Google Chrome will soon stop pesky websites from hijacking your browser’s back button
Google Chrome will first silently flag the page and if found at fault, the flag will be enabled to skip these false entries on the ‘back’ button entirely.
You must have witnessed a case when you visited a page looking for something really important, but when you didn’t find it and pressed the ‘back’ button, nothing happened. The page gets refreshed and you are greeted with the same content over and over again, leaving you frustrated. The only way to go to the previous page is by repeatedly clicking the mouse button. Google has taken a note of it and is now planning to roll out a solution for the problem in the backend.
Called “history manipulation” by Chrome team, the issue has been in Google’s crosshairs for quite some time now. The reason for this behaviour is simple. Websites are abusing users’ trust in the back button by maliciously inserting ads into the tab history. This prevents user to go back on the previous page or takes users to a different page than expected. Google has found a way to combat this history manipulation.
According to a report in 9to5google, a trio of new code changes has been discovered in Chromium’s Gerrit source code management that will help Chrome decide whether a history entry is legitimate or not. Initially, these pages will be silently flagged, and Chrome will send metrics about the pages to Google for analysis. One of the commits says, “Adds metrics for history manipulation intervention. This CL uses the skippable flag on a NavigationEntry to log various Metrics. There is no functional change.”

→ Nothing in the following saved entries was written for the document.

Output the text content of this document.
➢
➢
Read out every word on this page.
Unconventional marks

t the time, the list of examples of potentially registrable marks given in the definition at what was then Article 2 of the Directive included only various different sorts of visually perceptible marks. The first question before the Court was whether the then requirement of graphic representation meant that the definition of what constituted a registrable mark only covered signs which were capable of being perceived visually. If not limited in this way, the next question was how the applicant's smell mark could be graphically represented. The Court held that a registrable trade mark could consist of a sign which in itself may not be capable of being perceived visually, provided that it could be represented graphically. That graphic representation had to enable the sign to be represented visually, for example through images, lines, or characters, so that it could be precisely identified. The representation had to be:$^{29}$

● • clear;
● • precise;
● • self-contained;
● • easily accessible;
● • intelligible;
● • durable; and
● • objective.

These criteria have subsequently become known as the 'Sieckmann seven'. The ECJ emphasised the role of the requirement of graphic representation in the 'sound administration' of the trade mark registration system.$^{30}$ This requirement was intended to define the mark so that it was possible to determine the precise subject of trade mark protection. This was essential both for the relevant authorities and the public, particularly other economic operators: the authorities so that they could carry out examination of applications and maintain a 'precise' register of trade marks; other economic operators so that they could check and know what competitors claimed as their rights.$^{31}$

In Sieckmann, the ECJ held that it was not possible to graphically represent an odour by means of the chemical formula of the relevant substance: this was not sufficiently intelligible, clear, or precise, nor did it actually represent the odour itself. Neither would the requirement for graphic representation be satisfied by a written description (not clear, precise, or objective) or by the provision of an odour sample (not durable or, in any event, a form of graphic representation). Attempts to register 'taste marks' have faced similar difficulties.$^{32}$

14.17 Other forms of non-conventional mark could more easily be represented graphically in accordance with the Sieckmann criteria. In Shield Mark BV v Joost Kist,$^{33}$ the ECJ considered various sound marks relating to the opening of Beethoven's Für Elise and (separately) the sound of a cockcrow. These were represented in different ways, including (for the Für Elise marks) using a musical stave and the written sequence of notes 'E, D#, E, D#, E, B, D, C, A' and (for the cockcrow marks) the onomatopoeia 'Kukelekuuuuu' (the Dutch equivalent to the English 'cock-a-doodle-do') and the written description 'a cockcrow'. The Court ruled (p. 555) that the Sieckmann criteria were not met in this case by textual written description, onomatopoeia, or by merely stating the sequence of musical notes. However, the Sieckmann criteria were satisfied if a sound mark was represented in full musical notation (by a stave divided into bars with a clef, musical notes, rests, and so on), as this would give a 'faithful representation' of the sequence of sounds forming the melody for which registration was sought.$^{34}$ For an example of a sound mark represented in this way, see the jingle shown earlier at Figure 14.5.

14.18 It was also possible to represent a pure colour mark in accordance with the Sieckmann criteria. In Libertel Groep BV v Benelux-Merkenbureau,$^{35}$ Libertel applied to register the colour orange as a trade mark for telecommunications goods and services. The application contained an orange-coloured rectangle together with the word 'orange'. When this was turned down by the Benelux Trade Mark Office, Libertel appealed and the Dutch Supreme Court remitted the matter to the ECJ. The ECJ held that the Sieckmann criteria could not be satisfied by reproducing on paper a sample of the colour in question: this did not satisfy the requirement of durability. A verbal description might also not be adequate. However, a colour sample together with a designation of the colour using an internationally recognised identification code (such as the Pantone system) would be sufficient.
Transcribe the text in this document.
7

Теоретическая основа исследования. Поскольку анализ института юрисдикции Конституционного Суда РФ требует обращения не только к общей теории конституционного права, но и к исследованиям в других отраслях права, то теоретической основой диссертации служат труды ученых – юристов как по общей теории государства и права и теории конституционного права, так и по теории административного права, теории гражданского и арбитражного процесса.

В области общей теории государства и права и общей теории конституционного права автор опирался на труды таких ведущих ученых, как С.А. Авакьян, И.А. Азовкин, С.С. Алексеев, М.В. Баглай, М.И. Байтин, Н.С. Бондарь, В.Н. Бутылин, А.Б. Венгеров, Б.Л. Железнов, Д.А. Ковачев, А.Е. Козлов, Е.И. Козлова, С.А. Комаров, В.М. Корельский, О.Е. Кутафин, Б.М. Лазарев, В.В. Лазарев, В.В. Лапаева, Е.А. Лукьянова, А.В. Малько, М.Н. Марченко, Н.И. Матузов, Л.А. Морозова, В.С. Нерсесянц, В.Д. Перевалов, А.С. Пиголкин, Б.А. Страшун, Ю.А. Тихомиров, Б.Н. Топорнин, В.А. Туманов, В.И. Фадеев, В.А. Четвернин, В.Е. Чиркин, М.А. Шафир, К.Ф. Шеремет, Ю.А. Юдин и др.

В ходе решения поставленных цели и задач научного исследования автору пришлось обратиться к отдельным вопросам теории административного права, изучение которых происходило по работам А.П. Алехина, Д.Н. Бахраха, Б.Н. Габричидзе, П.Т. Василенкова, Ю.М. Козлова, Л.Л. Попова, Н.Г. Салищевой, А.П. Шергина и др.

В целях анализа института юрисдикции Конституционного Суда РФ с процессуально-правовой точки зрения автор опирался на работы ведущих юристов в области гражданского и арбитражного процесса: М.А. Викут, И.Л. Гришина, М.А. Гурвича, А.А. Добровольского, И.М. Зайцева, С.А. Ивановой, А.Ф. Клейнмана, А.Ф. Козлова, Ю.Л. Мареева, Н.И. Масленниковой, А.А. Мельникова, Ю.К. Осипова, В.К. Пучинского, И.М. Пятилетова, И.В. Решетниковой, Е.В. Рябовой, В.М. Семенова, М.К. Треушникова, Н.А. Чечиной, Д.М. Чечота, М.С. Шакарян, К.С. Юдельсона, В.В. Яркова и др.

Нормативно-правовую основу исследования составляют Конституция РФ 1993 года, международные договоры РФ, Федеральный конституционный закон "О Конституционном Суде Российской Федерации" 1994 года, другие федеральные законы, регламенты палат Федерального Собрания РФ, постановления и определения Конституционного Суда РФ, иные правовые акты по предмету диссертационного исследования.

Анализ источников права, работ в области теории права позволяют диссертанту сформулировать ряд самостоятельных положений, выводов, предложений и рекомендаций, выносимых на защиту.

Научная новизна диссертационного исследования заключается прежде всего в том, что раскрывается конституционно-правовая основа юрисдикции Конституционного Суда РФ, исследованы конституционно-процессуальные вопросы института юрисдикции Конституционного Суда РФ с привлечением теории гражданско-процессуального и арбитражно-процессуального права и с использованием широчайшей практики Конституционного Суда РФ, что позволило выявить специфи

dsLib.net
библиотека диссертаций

The ultimate goal of flagging is to skip these false entries entirely when the flag is enabled. A description of a commit reads, “Mark entries to be skipped on back for history manipulation intervention. Entries that are added to the back/forward list without the user's intention are marked to be skipped on subsequent back button invocations. This CL only adds the bit and subsequent CLs will add metrics and the intervention logic based on this bit.”